After it, she said, with
a pitiful girlishness of regret: "I--I could SEE Helene. I have
known so few people well enough to love them. No girls at all. I
though--perhaps--we should begin to LOVE each other. I can't bear
to think of that--that she never was alive at all. It leaves a
sort of empty place."
When she had sufficiently recovered herself to be up again,
Mademoiselle Valle said to her that she wished her to express her
gratitude to Lord Coombe.
"I will if you wish it," she answered.
"Don't you feel that it is proper that you should do it? Do you
not wish it yourself?" inquired Mademoiselle. Robin looked down
at the carpet for some seconds.
"I know," she at last admitted, "that it is proper. But I don't
wish to do it."
"No?" said Mademoiselle Valle.
Robin raised her eyes from the carpet and fixed them on her.

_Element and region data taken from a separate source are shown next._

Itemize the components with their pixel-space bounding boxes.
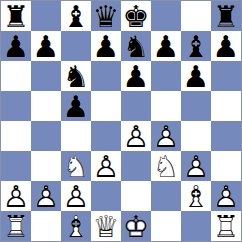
piece-glyph: ♝	[181, 31, 211, 61]
square-d1[interactable]: ♛♕	[91, 211, 121, 241]
piece-white-pawn-b2[interactable]: ♟♙	[31, 181, 61, 211]
piece-glyph: ♞	[61, 61, 91, 91]
piece-black-pawn-e6[interactable]: ♟♟	[121, 61, 151, 91]
piece-white-bishop-g2[interactable]: ♝♗	[181, 181, 211, 211]
square-h3[interactable]	[211, 151, 241, 181]
piece-glyph: ♝	[61, 1, 91, 31]
piece-glyph: ♟	[61, 91, 91, 121]
piece-glyph: ♙	[211, 181, 241, 211]
square-f8[interactable]	[151, 1, 181, 31]
piece-glyph: ♟	[121, 61, 151, 91]
piece-white-pawn-g3[interactable]: ♟♙	[181, 151, 211, 181]
square-h7[interactable]: ♟♟	[211, 31, 241, 61]
piece-black-pawn-f7[interactable]: ♟♟	[151, 31, 181, 61]
piece-black-rook-a8[interactable]: ♜♜	[1, 1, 31, 31]
piece-black-knight-e7[interactable]: ♞♞	[121, 31, 151, 61]
square-d5[interactable]	[91, 91, 121, 121]
square-e7[interactable]: ♞♞	[121, 31, 151, 61]
piece-glyph: ♙	[1, 181, 31, 211]
square-f3[interactable]: ♞♘	[151, 151, 181, 181]
square-b1[interactable]	[31, 211, 61, 241]
piece-glyph: ♙	[181, 151, 211, 181]
piece-black-rook-h8[interactable]: ♜♜	[211, 1, 241, 31]
square-h8[interactable]: ♜♜	[211, 1, 241, 31]
piece-black-pawn-g6[interactable]: ♟♟	[181, 61, 211, 91]
piece-glyph: ♗	[181, 181, 211, 211]
piece-glyph: ♟	[151, 31, 181, 61]
square-g4[interactable]	[181, 121, 211, 151]
square-f4[interactable]: ♟♙	[151, 121, 181, 151]
square-e5[interactable]	[121, 91, 151, 121]
square-f1[interactable]	[151, 211, 181, 241]
square-a4[interactable]	[1, 121, 31, 151]
piece-white-knight-c3[interactable]: ♞♘	[61, 151, 91, 181]
square-d4[interactable]	[91, 121, 121, 151]
square-e4[interactable]: ♟♙	[121, 121, 151, 151]
square-e1[interactable]: ♚♔	[121, 211, 151, 241]
square-f7[interactable]: ♟♟	[151, 31, 181, 61]
piece-black-bishop-c8[interactable]: ♝♝	[61, 1, 91, 31]
piece-black-pawn-a7[interactable]: ♟♟	[1, 31, 31, 61]
piece-white-pawn-e4[interactable]: ♟♙	[121, 121, 151, 151]
square-a8[interactable]: ♜♜	[1, 1, 31, 31]
square-c6[interactable]: ♞♞	[61, 61, 91, 91]
square-h1[interactable]: ♜♖	[211, 211, 241, 241]
square-d7[interactable]: ♟♟	[91, 31, 121, 61]
piece-white-bishop-c1[interactable]: ♝♗	[61, 211, 91, 241]
piece-glyph: ♕	[91, 211, 121, 241]
square-g8[interactable]	[181, 1, 211, 31]
piece-white-king-e1[interactable]: ♚♔	[121, 211, 151, 241]
square-e3[interactable]	[121, 151, 151, 181]
piece-glyph: ♖	[211, 211, 241, 241]
piece-glyph: ♜	[211, 1, 241, 31]
square-e2[interactable]	[121, 181, 151, 211]
piece-black-pawn-d7[interactable]: ♟♟	[91, 31, 121, 61]
piece-black-king-e8[interactable]: ♚♚	[121, 1, 151, 31]
square-b4[interactable]	[31, 121, 61, 151]
square-c5[interactable]: ♟♟	[61, 91, 91, 121]
square-c3[interactable]: ♞♘	[61, 151, 91, 181]
square-a3[interactable]	[1, 151, 31, 181]
square-g7[interactable]: ♝♝	[181, 31, 211, 61]
square-e8[interactable]: ♚♚	[121, 1, 151, 31]
piece-black-pawn-h7[interactable]: ♟♟	[211, 31, 241, 61]
piece-black-pawn-c5[interactable]: ♟♟	[61, 91, 91, 121]
piece-white-queen-d1[interactable]: ♛♕	[91, 211, 121, 241]
square-c4[interactable]	[61, 121, 91, 151]
piece-black-bishop-g7[interactable]: ♝♝	[181, 31, 211, 61]
piece-glyph: ♟	[211, 31, 241, 61]
square-b5[interactable]	[31, 91, 61, 121]
piece-glyph: ♙	[151, 121, 181, 151]
piece-glyph: ♗	[61, 211, 91, 241]
chess-board: ♜♜♝♝♛♛♚♚♜♜♟♟♟♟♟♟♞♞♟♟♝♝♟♟♞♞♟♟♟♟♟♟♟♙♟♙♞♘♟♙…	[0, 0, 242, 242]
square-h2[interactable]: ♟♙	[211, 181, 241, 211]
square-f6[interactable]	[151, 61, 181, 91]
square-d6[interactable]	[91, 61, 121, 91]
square-c7[interactable]	[61, 31, 91, 61]
piece-glyph: ♞	[121, 31, 151, 61]
square-d8[interactable]: ♛♛	[91, 1, 121, 31]
square-a6[interactable]	[1, 61, 31, 91]
square-d2[interactable]	[91, 181, 121, 211]
piece-glyph: ♜	[1, 1, 31, 31]
piece-white-knight-f3[interactable]: ♞♘	[151, 151, 181, 181]
square-b7[interactable]: ♟♟	[31, 31, 61, 61]
piece-glyph: ♙	[91, 151, 121, 181]
square-f2[interactable]	[151, 181, 181, 211]
square-c2[interactable]: ♟♙	[61, 181, 91, 211]
square-a7[interactable]: ♟♟	[1, 31, 31, 61]
square-a5[interactable]	[1, 91, 31, 121]
square-h6[interactable]	[211, 61, 241, 91]
square-g3[interactable]: ♟♙	[181, 151, 211, 181]
piece-glyph: ♖	[1, 211, 31, 241]
square-b6[interactable]	[31, 61, 61, 91]
piece-white-pawn-a2[interactable]: ♟♙	[1, 181, 31, 211]
square-d3[interactable]: ♟♙	[91, 151, 121, 181]
piece-glyph: ♟	[1, 31, 31, 61]
square-a2[interactable]: ♟♙	[1, 181, 31, 211]
piece-glyph: ♙	[31, 181, 61, 211]
square-b2[interactable]: ♟♙	[31, 181, 61, 211]
piece-white-pawn-d3[interactable]: ♟♙	[91, 151, 121, 181]
piece-glyph: ♟	[181, 61, 211, 91]
piece-black-knight-c6[interactable]: ♞♞	[61, 61, 91, 91]
square-a1[interactable]: ♜♖	[1, 211, 31, 241]
piece-black-pawn-b7[interactable]: ♟♟	[31, 31, 61, 61]
piece-glyph: ♔	[121, 211, 151, 241]
square-g5[interactable]	[181, 91, 211, 121]
piece-glyph: ♛	[91, 1, 121, 31]
square-c8[interactable]: ♝♝	[61, 1, 91, 31]
piece-white-rook-a1[interactable]: ♜♖	[1, 211, 31, 241]
piece-white-pawn-h2[interactable]: ♟♙	[211, 181, 241, 211]
square-h4[interactable]	[211, 121, 241, 151]
square-g6[interactable]: ♟♟	[181, 61, 211, 91]
piece-black-queen-d8[interactable]: ♛♛	[91, 1, 121, 31]
piece-white-pawn-f4[interactable]: ♟♙	[151, 121, 181, 151]
square-h5[interactable]	[211, 91, 241, 121]
piece-glyph: ♘	[61, 151, 91, 181]
piece-white-pawn-c2[interactable]: ♟♙	[61, 181, 91, 211]
piece-glyph: ♙	[121, 121, 151, 151]
piece-glyph: ♚	[121, 1, 151, 31]
piece-glyph: ♘	[151, 151, 181, 181]
square-c1[interactable]: ♝♗	[61, 211, 91, 241]
square-f5[interactable]	[151, 91, 181, 121]
piece-glyph: ♟	[91, 31, 121, 61]
square-b3[interactable]	[31, 151, 61, 181]
piece-glyph: ♟	[31, 31, 61, 61]
square-g1[interactable]	[181, 211, 211, 241]
square-g2[interactable]: ♝♗	[181, 181, 211, 211]
square-e6[interactable]: ♟♟	[121, 61, 151, 91]
piece-glyph: ♙	[61, 181, 91, 211]
piece-white-rook-h1[interactable]: ♜♖	[211, 211, 241, 241]
square-b8[interactable]	[31, 1, 61, 31]
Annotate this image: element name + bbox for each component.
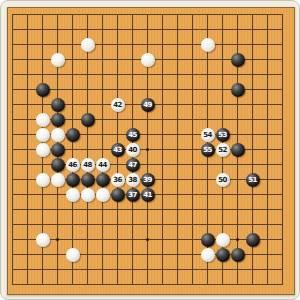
move-number-label: 42: [113, 98, 122, 112]
stone-black-move-47: 47: [126, 158, 140, 172]
stone-white: [201, 248, 215, 262]
move-number-label: 44: [98, 158, 107, 172]
move-number-label: 51: [248, 173, 257, 187]
stone-black: [36, 83, 50, 97]
star-point: [56, 238, 59, 241]
stone-white: [51, 128, 65, 142]
move-number-label: 45: [128, 128, 137, 142]
move-number-label: 54: [203, 128, 212, 142]
stone-white-move-52: 52: [216, 143, 230, 157]
stone-white: [81, 188, 95, 202]
stone-white: [201, 38, 215, 52]
star-point: [146, 148, 149, 151]
stone-white: [66, 188, 80, 202]
stone-white: [141, 53, 155, 67]
go-diagram-frame: 4249455453434055524648444736383950513741: [0, 0, 300, 300]
star-point: [146, 238, 149, 241]
stone-black: [66, 128, 80, 142]
move-number-label: 48: [83, 158, 92, 172]
stone-black-move-43: 43: [111, 143, 125, 157]
stone-black-move-45: 45: [126, 128, 140, 142]
stone-black-move-39: 39: [141, 173, 155, 187]
star-point: [236, 238, 239, 241]
stone-black-move-51: 51: [246, 173, 260, 187]
stone-black: [51, 143, 65, 157]
move-number-label: 49: [143, 98, 152, 112]
stone-black: [231, 143, 245, 157]
stone-black: [66, 173, 80, 187]
stone-black-move-55: 55: [201, 143, 215, 157]
stone-white-move-40: 40: [126, 143, 140, 157]
stone-white-move-36: 36: [111, 173, 125, 187]
stone-black: [231, 248, 245, 262]
move-number-label: 50: [218, 173, 227, 187]
stone-black: [246, 233, 260, 247]
stone-white: [51, 53, 65, 67]
stone-black: [231, 53, 245, 67]
stone-white-move-46: 46: [66, 158, 80, 172]
move-number-label: 52: [218, 143, 227, 157]
move-number-label: 37: [128, 188, 137, 202]
stone-white: [51, 173, 65, 187]
stone-white: [81, 38, 95, 52]
stone-white: [66, 248, 80, 262]
move-number-label: 53: [218, 128, 227, 142]
stone-white: [96, 188, 110, 202]
stone-white: [216, 233, 230, 247]
move-number-label: 43: [113, 143, 122, 157]
stone-white-move-42: 42: [111, 98, 125, 112]
stone-black-move-49: 49: [141, 98, 155, 112]
stone-white-move-48: 48: [81, 158, 95, 172]
move-number-label: 46: [68, 158, 77, 172]
stone-white-move-38: 38: [126, 173, 140, 187]
stone-black: [216, 248, 230, 262]
goban[interactable]: 4249455453434055524648444736383950513741: [7, 7, 295, 295]
move-number-label: 47: [128, 158, 137, 172]
stone-black: [81, 173, 95, 187]
stone-black-move-37: 37: [126, 188, 140, 202]
stone-white-move-44: 44: [96, 158, 110, 172]
stone-white: [36, 128, 50, 142]
stone-white: [36, 173, 50, 187]
move-number-label: 55: [203, 143, 212, 157]
stone-black-move-53: 53: [216, 128, 230, 142]
stone-black-move-41: 41: [141, 188, 155, 202]
stone-white-move-54: 54: [201, 128, 215, 142]
move-number-label: 41: [143, 188, 152, 202]
stone-white-move-50: 50: [216, 173, 230, 187]
stone-black: [231, 83, 245, 97]
stone-white: [36, 143, 50, 157]
stone-white: [36, 113, 50, 127]
stone-black: [51, 113, 65, 127]
stone-black: [51, 98, 65, 112]
stone-black: [51, 158, 65, 172]
stone-black: [81, 113, 95, 127]
stone-black: [111, 188, 125, 202]
stone-black: [96, 173, 110, 187]
move-number-label: 36: [113, 173, 122, 187]
move-number-label: 39: [143, 173, 152, 187]
move-number-label: 38: [128, 173, 137, 187]
move-number-label: 40: [128, 143, 137, 157]
stone-black: [201, 233, 215, 247]
stone-white: [36, 233, 50, 247]
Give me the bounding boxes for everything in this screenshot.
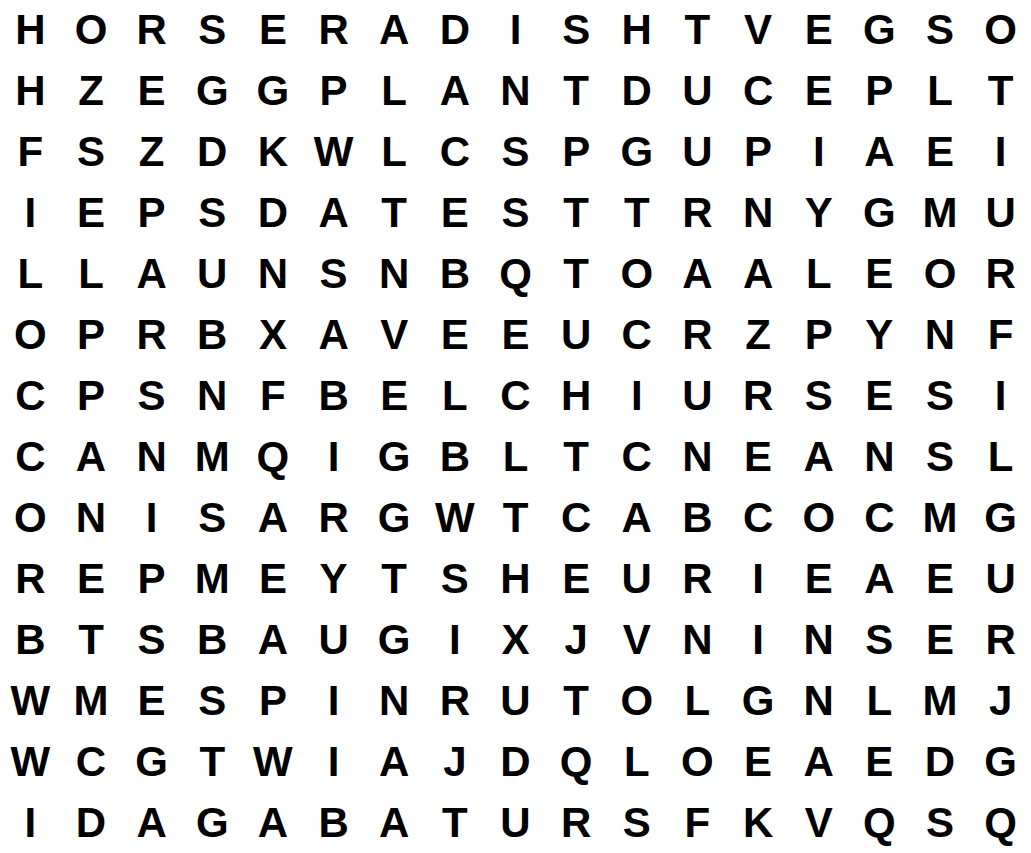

"It is because of--reasons," she said. "It is part of the horror
I want to forget. Even you mayn't know what it has done to me.
Perhaps I am turning into a girl with a bad mind. Bad thoughts keep
swooping down on me--like great black ravens. Lord Coombe saved
me, but I think hideous things about him. I heard Andrews say he
was bad when I was too little to know what it meant. Now, I KNOW,
I remember that HE knew because he chose to know--of his own free
will. He knew that woman and she knew him. HOW did he know her?"
She took a forward step which brought her nearer to Mademoiselle.